My Anesthesia library?
Cover to cover reading:
Start with Lange's Clinical Anesthesia and read cover to cover.
Faust - Anesthesiology Review for short snippits of reading up on cases - goal cover - cover.
Anesthesia secrets cover to cover as a good way of quizzing yourself (read question, try to answer then read answer).
Yao and Artusio's Anesthesiology: Problem-Oriented Patient Management - good way to kill time in the OR. Excellent practice for orals.
Board stiff too - light, fun reading in preparation for orals.
References
Boezarart - Anesthesia and Orthopaedic surgery. Great for regional, only book I use (also online sources such as
www.NYSORA.com,
www.anesth.uiowa.edu/rasci/,
www.regionalworks.ca,
www.usra.ca)
Jaffe - Anesthesiologist's Manual of Surgical Procedures - good reference source for figuring out what the hell the surgeons doing.
Barash - more in depth reading. Easier for me to read than Miller.
Miller - crazy in-depth.

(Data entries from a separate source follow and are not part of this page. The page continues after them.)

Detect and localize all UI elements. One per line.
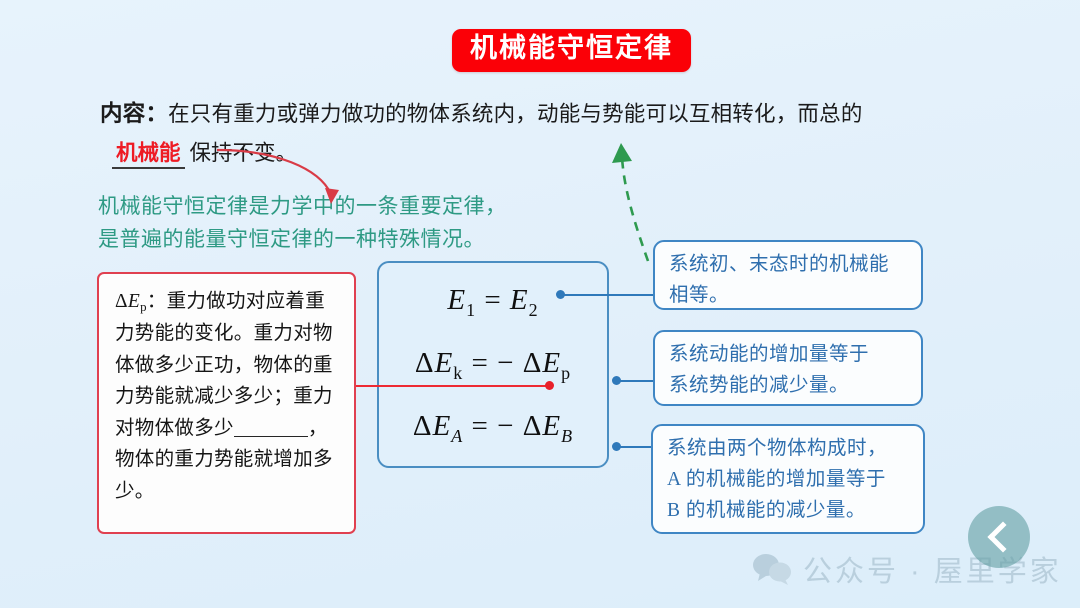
content-text-1: 在只有重力或弹力做功的物体系统内，动能与势能可以互相转化，而总的 <box>168 102 862 126</box>
delta-ep-symbol: ΔEp <box>115 291 147 312</box>
teal-note-line-2: 是普遍的能量守恒定律的一种特殊情况。 <box>98 223 507 256</box>
formula-box: E1 = E2 ΔEk = − ΔEp ΔEA = − ΔEB <box>377 261 609 468</box>
delta-ep-explanation-box: ΔEp：重力做功对应着重力势能的变化。重力对物体做多少正功，物体的重力势能就减少… <box>97 272 356 534</box>
annotation-3-line-3: B 的机械能的减少量。 <box>667 496 911 527</box>
content-label: 内容： <box>100 101 168 126</box>
annotation-box-1: 系统初、末态时的机械能 相等。 <box>653 240 923 310</box>
red-connector-dot <box>545 381 554 390</box>
connector-line-1 <box>560 294 653 296</box>
annotation-3-line-2: A 的机械能的增加量等于 <box>667 465 911 496</box>
annotation-3-line-1: 系统由两个物体构成时， <box>667 434 911 465</box>
formula-1: E1 = E2 <box>447 284 538 321</box>
formula-3: ΔEA = − ΔEB <box>413 410 573 447</box>
annotation-1-line-2: 相等。 <box>669 281 909 312</box>
delta-ep-text-before: ：重力做功对应着重力势能的变化。重力对物体做多少正功，物体的重力势能就减少多少；… <box>115 291 333 439</box>
slide-canvas: 机械能守恒定律 内容：在只有重力或弹力做功的物体系统内，动能与势能可以互相转化，… <box>0 0 1080 608</box>
formula-2: ΔEk = − ΔEp <box>415 347 571 384</box>
annotation-2-line-2: 系统势能的减少量。 <box>669 371 909 402</box>
green-dashed-arrow <box>590 135 660 263</box>
fill-in-blank <box>234 436 308 437</box>
annotation-box-3: 系统由两个物体构成时， A 的机械能的增加量等于 B 的机械能的减少量。 <box>651 424 925 534</box>
annotation-1-line-1: 系统初、末态时的机械能 <box>669 250 909 281</box>
chevron-left-icon <box>987 521 1018 552</box>
content-line-1: 内容：在只有重力或弹力做功的物体系统内，动能与势能可以互相转化，而总的 <box>100 99 930 129</box>
content-keyword: 机械能 <box>112 141 185 169</box>
connector-line-2 <box>616 380 654 382</box>
annotation-2-line-1: 系统动能的增加量等于 <box>669 340 909 371</box>
red-connector-line <box>356 385 547 387</box>
back-button[interactable] <box>968 506 1030 568</box>
connector-line-3 <box>616 446 652 448</box>
page-title: 机械能守恒定律 <box>452 29 691 72</box>
red-curved-arrow <box>215 142 375 212</box>
wechat-icon <box>752 553 792 585</box>
annotation-box-2: 系统动能的增加量等于 系统势能的减少量。 <box>653 330 923 406</box>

Some chapters good (thorasic) others suck. Majority of MCQ questions on Canadian exam come from this book so I use it as reference but not for everyday reading.
Anesthesia and Co-Existing Disease - nice for reading around cases.

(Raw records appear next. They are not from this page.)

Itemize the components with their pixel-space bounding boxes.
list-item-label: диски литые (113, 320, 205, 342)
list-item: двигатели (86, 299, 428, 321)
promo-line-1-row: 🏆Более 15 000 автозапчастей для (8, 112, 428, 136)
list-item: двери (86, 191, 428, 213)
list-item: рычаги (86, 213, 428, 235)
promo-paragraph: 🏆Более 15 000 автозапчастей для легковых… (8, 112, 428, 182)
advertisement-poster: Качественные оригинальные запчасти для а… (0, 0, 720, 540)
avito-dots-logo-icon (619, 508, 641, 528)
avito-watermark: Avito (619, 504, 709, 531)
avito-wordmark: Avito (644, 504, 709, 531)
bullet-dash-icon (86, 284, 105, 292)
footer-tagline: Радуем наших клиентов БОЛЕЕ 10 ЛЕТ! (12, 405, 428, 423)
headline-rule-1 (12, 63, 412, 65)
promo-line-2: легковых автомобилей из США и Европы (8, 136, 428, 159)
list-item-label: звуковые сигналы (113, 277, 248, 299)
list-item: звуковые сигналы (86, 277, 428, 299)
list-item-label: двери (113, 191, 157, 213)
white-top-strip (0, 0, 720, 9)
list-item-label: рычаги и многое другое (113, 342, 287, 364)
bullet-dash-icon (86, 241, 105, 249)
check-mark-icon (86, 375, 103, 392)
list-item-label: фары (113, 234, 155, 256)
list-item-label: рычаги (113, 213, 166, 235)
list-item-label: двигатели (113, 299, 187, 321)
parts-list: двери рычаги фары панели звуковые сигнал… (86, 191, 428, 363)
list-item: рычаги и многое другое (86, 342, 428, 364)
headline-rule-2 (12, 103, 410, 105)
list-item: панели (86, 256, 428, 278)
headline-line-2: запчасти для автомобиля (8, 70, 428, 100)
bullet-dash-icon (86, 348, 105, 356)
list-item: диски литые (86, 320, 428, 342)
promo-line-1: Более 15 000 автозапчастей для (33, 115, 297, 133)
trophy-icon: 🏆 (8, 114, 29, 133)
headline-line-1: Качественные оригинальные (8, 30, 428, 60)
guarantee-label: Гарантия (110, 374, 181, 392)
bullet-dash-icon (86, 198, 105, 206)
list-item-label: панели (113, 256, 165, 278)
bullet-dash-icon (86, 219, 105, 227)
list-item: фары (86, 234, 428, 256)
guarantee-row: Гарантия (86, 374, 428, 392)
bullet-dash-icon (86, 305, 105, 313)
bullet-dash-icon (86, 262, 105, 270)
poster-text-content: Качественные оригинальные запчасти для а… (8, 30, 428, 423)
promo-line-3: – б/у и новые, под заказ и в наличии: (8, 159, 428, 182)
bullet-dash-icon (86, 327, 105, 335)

Steward and Lerman - Manual of Pediatric Anesthesia - yes, it's just a handbook but that is all I am using as my peds reference.
Not required to buy.
Chestnut - Sure for the weird and wonderful may be useful but taking your common everyday anesthetic knowledge and applying to pregant patients is not a huge strain. (Umm, pregnant with CAD. Ok, I'll treat you like you have CAD.)
Dorsch - Understanding Anesthesia Equipment. - this puts me to sleep every time. Head to the library if you need it.
Kaplan's Cardiac Anesthesia - good if heading into cardiac. Otherwise just borrow for rotation.
Expensive to buy these books? Sure but I got alot used from Amazon or E-bay. I also was able to claim them on my taxes when I started doing locums so save your receipts.